Kegagalan Argentina lepas dari middle income trap salah satunya adalah ketergantungan yang tinggi terhadap komoditas mentah sebagai pendorong perekonomian. Negara Amerika Latin ini diberkahi kekayaan alam litium dan gas alam. Perekonomian mereka banyak bergantung pada ekspor komoditas itu. Fluktuasi harga komoditas membuat perekonomian mereka naik turun sehingga tidak stabil. Hilirisasi sumber daya alam gagal mereka tuntaskan.

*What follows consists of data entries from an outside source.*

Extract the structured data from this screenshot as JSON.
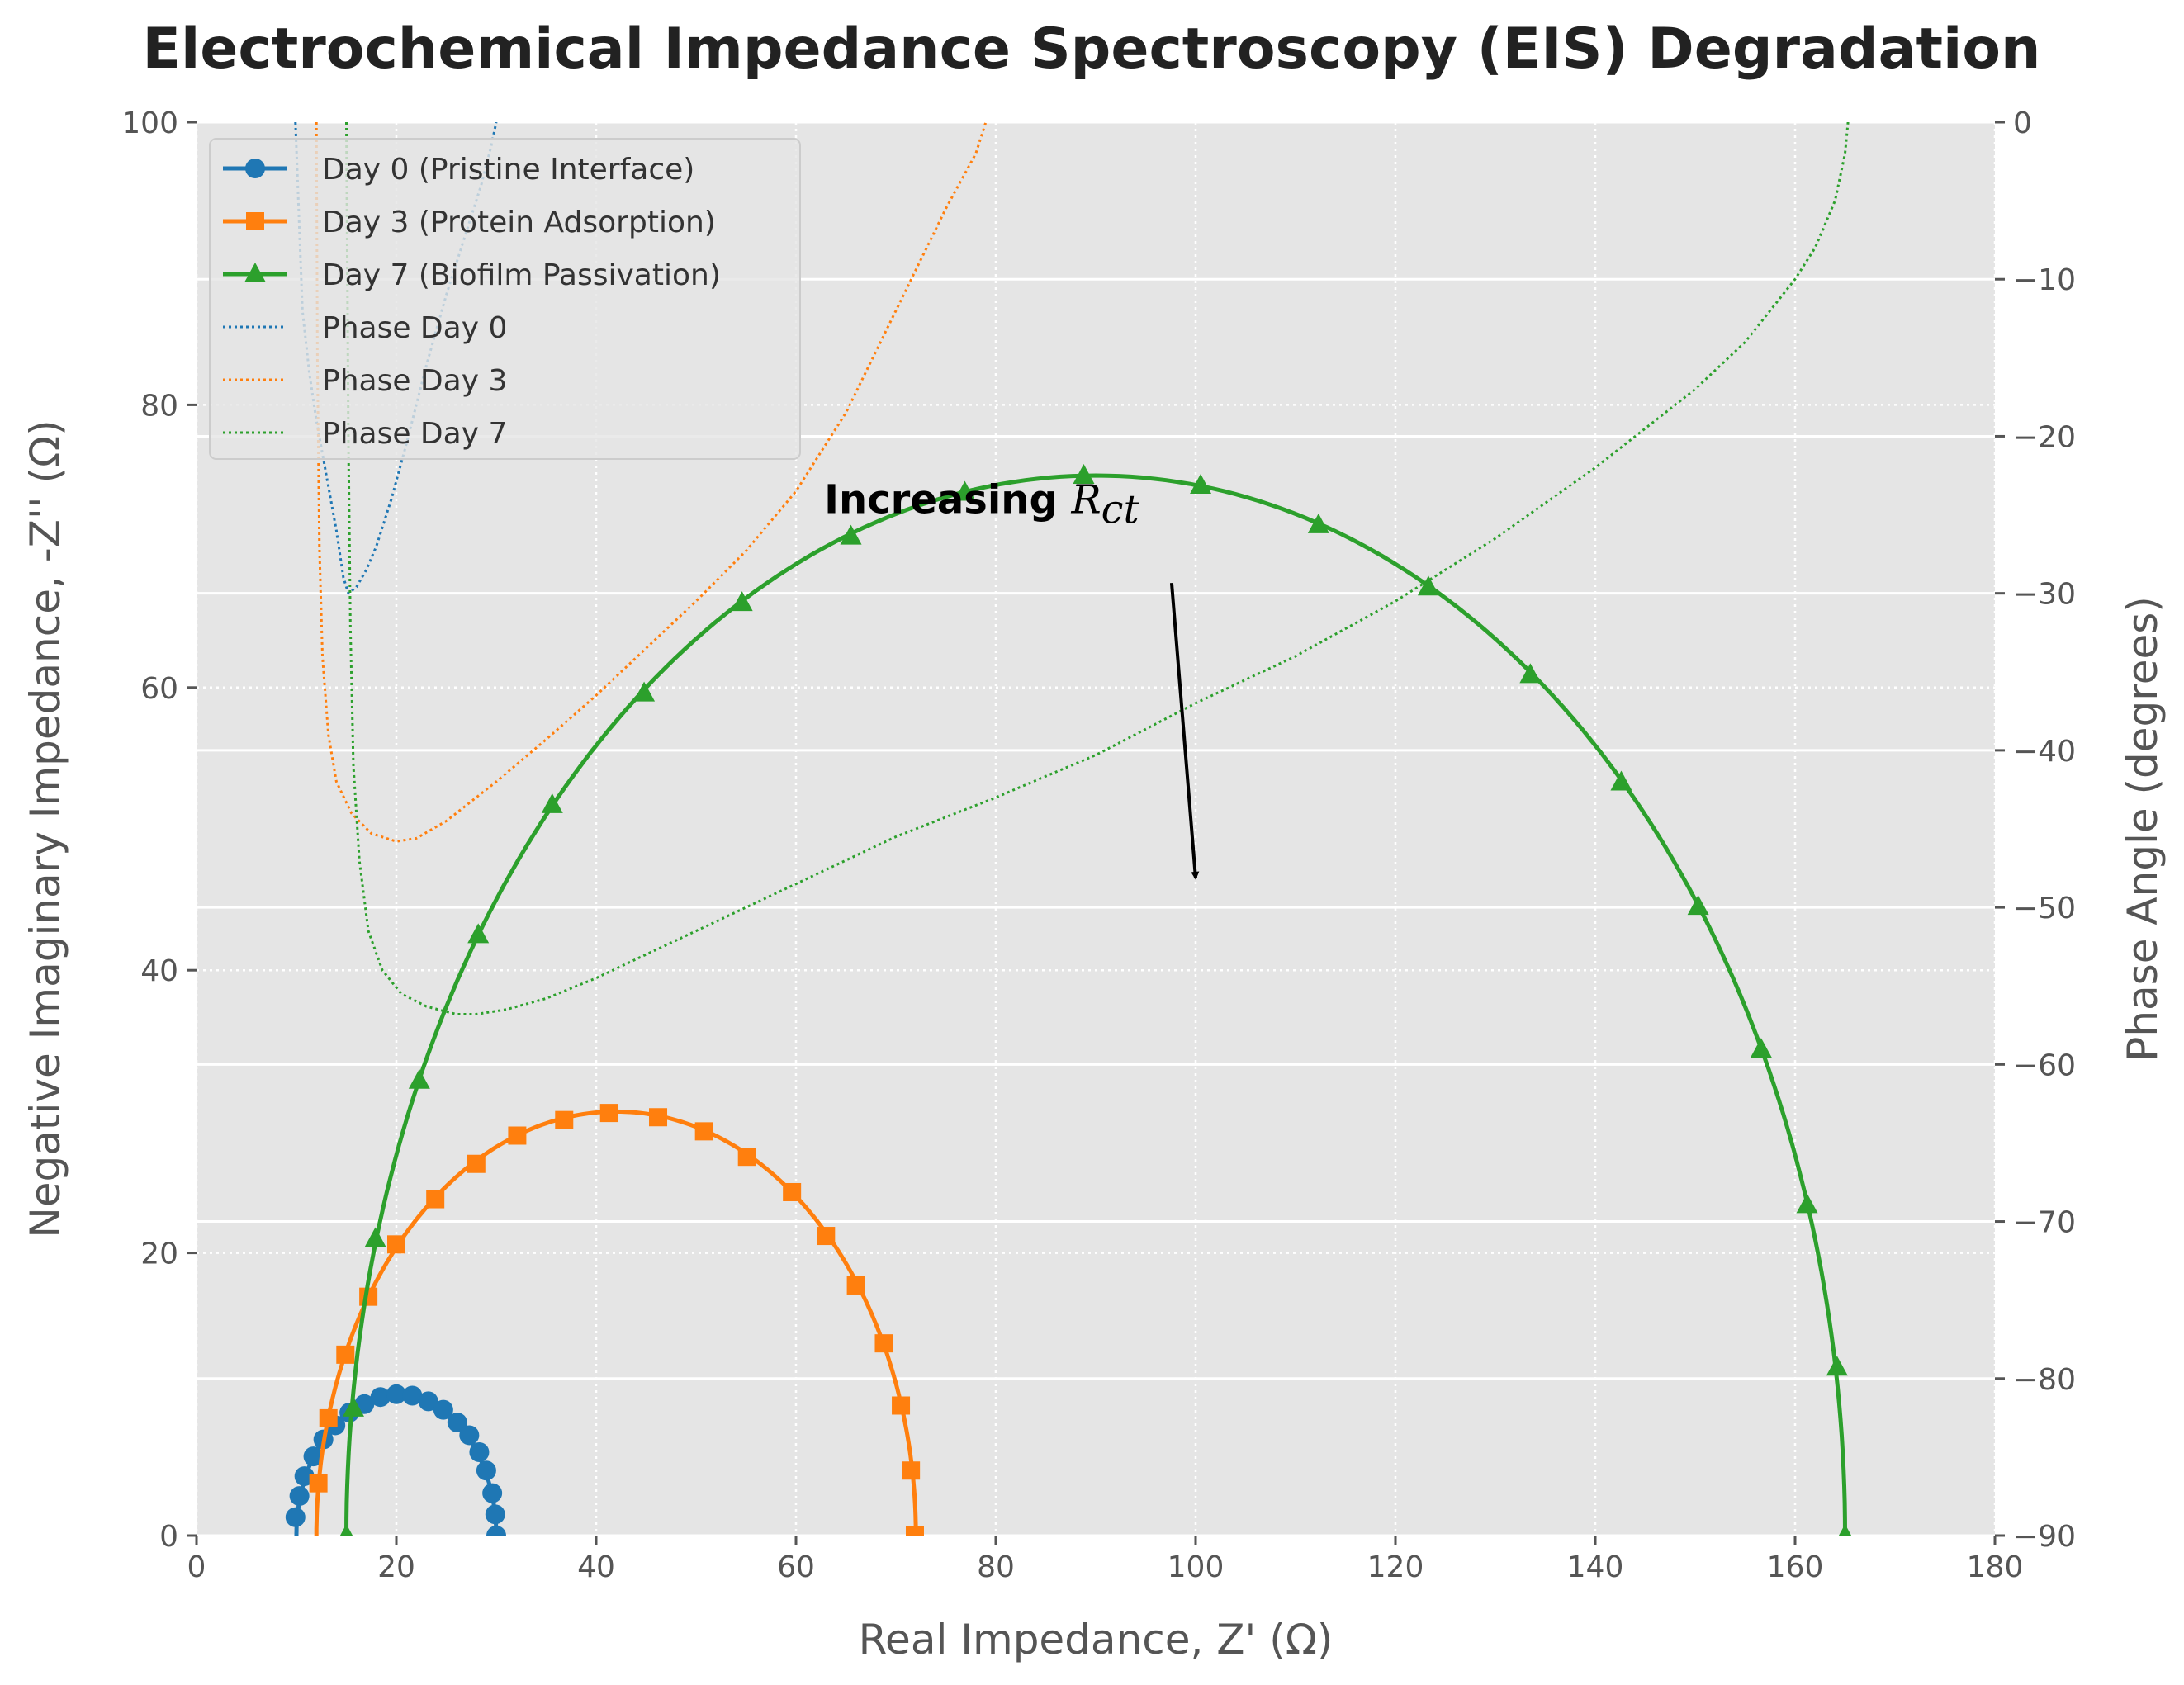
{
  "chart_data": {
    "type": "line",
    "title": "Electrochemical Impedance Spectroscopy (EIS) Degradation",
    "xlabel": "Real Impedance, Z' (Ω)",
    "ylabel": "Negative Imaginary Impedance, -Z'' (Ω)",
    "y2label": "Phase Angle (degrees)",
    "xlim": [
      0,
      180
    ],
    "ylim": [
      0,
      100
    ],
    "y2lim": [
      -90,
      0
    ],
    "xticks": [
      0,
      20,
      40,
      60,
      80,
      100,
      120,
      140,
      160,
      180
    ],
    "yticks": [
      0,
      20,
      40,
      60,
      80,
      100
    ],
    "y2ticks": [
      0,
      -10,
      -20,
      -30,
      -40,
      -50,
      -60,
      -70,
      -80,
      -90
    ],
    "y2tick_labels": [
      "0",
      "−10",
      "−20",
      "−30",
      "−40",
      "−50",
      "−60",
      "−70",
      "−80",
      "−90"
    ],
    "grid": true,
    "legend_position": "top-left",
    "series": [
      {
        "name": "Day 0 (Pristine Interface)",
        "axis": "left",
        "marker": "circle",
        "color": "#1f77b4",
        "semicircle": {
          "r_s": 10,
          "r_ct": 20
        },
        "points": [
          [
            9.9,
            1.3
          ],
          [
            10.3,
            2.8
          ],
          [
            10.8,
            4.2
          ],
          [
            11.7,
            5.6
          ],
          [
            12.7,
            6.8
          ],
          [
            13.9,
            7.8
          ],
          [
            15.3,
            8.7
          ],
          [
            16.8,
            9.3
          ],
          [
            18.4,
            9.8
          ],
          [
            20.0,
            10.0
          ],
          [
            21.6,
            9.9
          ],
          [
            23.2,
            9.5
          ],
          [
            24.7,
            8.9
          ],
          [
            26.1,
            8.0
          ],
          [
            27.3,
            7.1
          ],
          [
            28.3,
            5.9
          ],
          [
            29.0,
            4.6
          ],
          [
            29.6,
            3.0
          ],
          [
            29.9,
            1.5
          ],
          [
            30.0,
            0.0
          ]
        ]
      },
      {
        "name": "Day 3 (Protein Adsorption)",
        "axis": "left",
        "marker": "square",
        "color": "#ff7f0e",
        "semicircle": {
          "r_s": 12,
          "r_ct": 60
        },
        "points": [
          [
            12.2,
            3.7
          ],
          [
            13.2,
            8.3
          ],
          [
            14.9,
            12.8
          ],
          [
            17.2,
            16.9
          ],
          [
            20.0,
            20.6
          ],
          [
            23.9,
            23.8
          ],
          [
            28.0,
            26.3
          ],
          [
            32.1,
            28.3
          ],
          [
            36.8,
            29.4
          ],
          [
            41.3,
            29.9
          ],
          [
            46.2,
            29.6
          ],
          [
            50.8,
            28.6
          ],
          [
            55.1,
            26.8
          ],
          [
            59.6,
            24.3
          ],
          [
            63.0,
            21.2
          ],
          [
            66.0,
            17.7
          ],
          [
            68.8,
            13.6
          ],
          [
            70.5,
            9.2
          ],
          [
            71.5,
            4.6
          ],
          [
            71.9,
            0.0
          ]
        ]
      },
      {
        "name": "Day 7 (Biofilm Passivation)",
        "axis": "left",
        "marker": "triangle",
        "color": "#2ca02c",
        "semicircle": {
          "r_s": 15,
          "r_ct": 150
        },
        "points": [
          [
            15.0,
            0.0
          ],
          [
            15.7,
            9.0
          ],
          [
            17.9,
            21.0
          ],
          [
            22.3,
            32.2
          ],
          [
            28.2,
            42.5
          ],
          [
            35.6,
            51.7
          ],
          [
            44.8,
            59.6
          ],
          [
            54.6,
            66.0
          ],
          [
            65.5,
            70.7
          ],
          [
            76.9,
            73.8
          ],
          [
            88.8,
            75.0
          ],
          [
            100.5,
            74.3
          ],
          [
            112.3,
            71.5
          ],
          [
            123.3,
            67.1
          ],
          [
            133.5,
            60.9
          ],
          [
            142.6,
            53.3
          ],
          [
            150.3,
            44.5
          ],
          [
            156.6,
            34.4
          ],
          [
            161.2,
            23.4
          ],
          [
            164.2,
            11.9
          ],
          [
            165.0,
            0.0
          ]
        ]
      },
      {
        "name": "Phase Day 0",
        "axis": "right",
        "style": "dotted",
        "color": "#1f77b4",
        "points": [
          [
            9.9,
            0.0
          ],
          [
            10.6,
            -12.0
          ],
          [
            11.3,
            -16.0
          ],
          [
            12.0,
            -19.0
          ],
          [
            13.0,
            -22.5
          ],
          [
            14.0,
            -26.0
          ],
          [
            14.7,
            -29.0
          ],
          [
            15.2,
            -30.0
          ],
          [
            16.0,
            -29.6
          ],
          [
            17.0,
            -28.5
          ],
          [
            18.0,
            -27.0
          ],
          [
            19.5,
            -24.0
          ],
          [
            21.0,
            -20.5
          ],
          [
            23.0,
            -15.5
          ],
          [
            25.0,
            -11.0
          ],
          [
            27.0,
            -7.0
          ],
          [
            28.5,
            -4.0
          ],
          [
            29.5,
            -1.5
          ],
          [
            30.0,
            0.0
          ]
        ]
      },
      {
        "name": "Phase Day 3",
        "axis": "right",
        "style": "dotted",
        "color": "#ff7f0e",
        "points": [
          [
            12.0,
            0.0
          ],
          [
            12.1,
            -15.0
          ],
          [
            12.3,
            -27.0
          ],
          [
            12.6,
            -34.0
          ],
          [
            13.2,
            -39.0
          ],
          [
            14.0,
            -42.0
          ],
          [
            15.5,
            -44.0
          ],
          [
            17.5,
            -45.3
          ],
          [
            20.0,
            -45.8
          ],
          [
            22.0,
            -45.6
          ],
          [
            25.0,
            -44.5
          ],
          [
            30.0,
            -42.0
          ],
          [
            35.0,
            -39.3
          ],
          [
            40.0,
            -36.5
          ],
          [
            45.0,
            -33.5
          ],
          [
            50.0,
            -30.5
          ],
          [
            55.0,
            -27.3
          ],
          [
            60.0,
            -23.5
          ],
          [
            65.0,
            -18.5
          ],
          [
            70.0,
            -12.0
          ],
          [
            75.0,
            -5.5
          ],
          [
            78.0,
            -2.0
          ],
          [
            79.0,
            0.0
          ]
        ]
      },
      {
        "name": "Phase Day 7",
        "axis": "right",
        "style": "dotted",
        "color": "#2ca02c",
        "points": [
          [
            15.0,
            0.0
          ],
          [
            15.1,
            -10.0
          ],
          [
            15.2,
            -20.0
          ],
          [
            15.4,
            -32.0
          ],
          [
            15.7,
            -41.0
          ],
          [
            16.3,
            -47.0
          ],
          [
            17.2,
            -51.5
          ],
          [
            18.6,
            -54.0
          ],
          [
            20.5,
            -55.5
          ],
          [
            23.0,
            -56.3
          ],
          [
            26.0,
            -56.8
          ],
          [
            28.0,
            -56.8
          ],
          [
            31.0,
            -56.5
          ],
          [
            35.0,
            -55.8
          ],
          [
            40.0,
            -54.5
          ],
          [
            50.0,
            -51.5
          ],
          [
            60.0,
            -48.5
          ],
          [
            70.0,
            -45.5
          ],
          [
            80.0,
            -43.0
          ],
          [
            90.0,
            -40.3
          ],
          [
            100.0,
            -37.0
          ],
          [
            110.0,
            -34.0
          ],
          [
            120.0,
            -30.5
          ],
          [
            130.0,
            -26.5
          ],
          [
            140.0,
            -22.0
          ],
          [
            150.0,
            -17.0
          ],
          [
            155.0,
            -14.0
          ],
          [
            160.0,
            -10.0
          ],
          [
            162.0,
            -8.0
          ],
          [
            164.0,
            -5.0
          ],
          [
            165.0,
            -2.0
          ],
          [
            165.3,
            0.0
          ]
        ]
      }
    ],
    "annotations": [
      {
        "text": "Increasing ",
        "math": "R",
        "math_sub": "ct",
        "text_xy": [
          60,
          70
        ],
        "arrow_from": [
          97.6,
          67.4
        ],
        "arrow_to": [
          100,
          46.5
        ]
      }
    ]
  }
}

Argentina juga diberkahi tanah yang subur sehingga perekonomiannya juga bertumpu pada sektor pertanian. Namun, industrialisasi dan sektor manufaktur juga gagal mereka kembangkan. Padahal, industri manufaktur merupakan salah satu syarat untuk menjadi negara maju atau berpendapatan tinggi. Selain itu, keadaan politik Argentina juga tidak stabil. Pergantian tampuk kepemimpinan sering kali diikuti gejolak sosial dan perubahan kebijakan.
Kondisi Argentina 2-3 dekade lalu mirip dengan kondisi Indonesia saat ini. Pada 2045 atau saat 100 tahun republik ini berdiri, Indonesia digadang-dagang bakal jadi salah satu kekuatan ekonomi dunia.
Badan Perencanaan Pembangunan Nasional (Bappenas) memperkirakan pada 2045, produk domestik bruto (PDB) mencapai 9,8 triliun dollar AS. Dengan kekuatan ekonomi itu, Indonesia diperkirakan akan berada di posisi kelima negara dengan perekonomian terbesar dunia. Adapun pendapatan per kapita Indonesia ditargetkan 30.000 dollar AS dengan kelas menengah sebesar 80 persen.
Untuk mencapai target itu, pertumbuhan ekonomi Indonesia tidak cukup lagi hanya di kisaran 5 persen, tetapi harus 6-7 persen per tahun. Adapun pertumbuhan investasi rata-rata harus mencapai 6,8 persen per tahun. Adapun kontribusi industri manufaktur terhadap perekonomian mesti mencapai 28 persen.
Semoga Indonesia bisa belajar dari kesuksesan sekaligus kegagalan Argentina sehingga sepak bola dan ekonomi Tanah Air sama-sama berada di level atas dunia.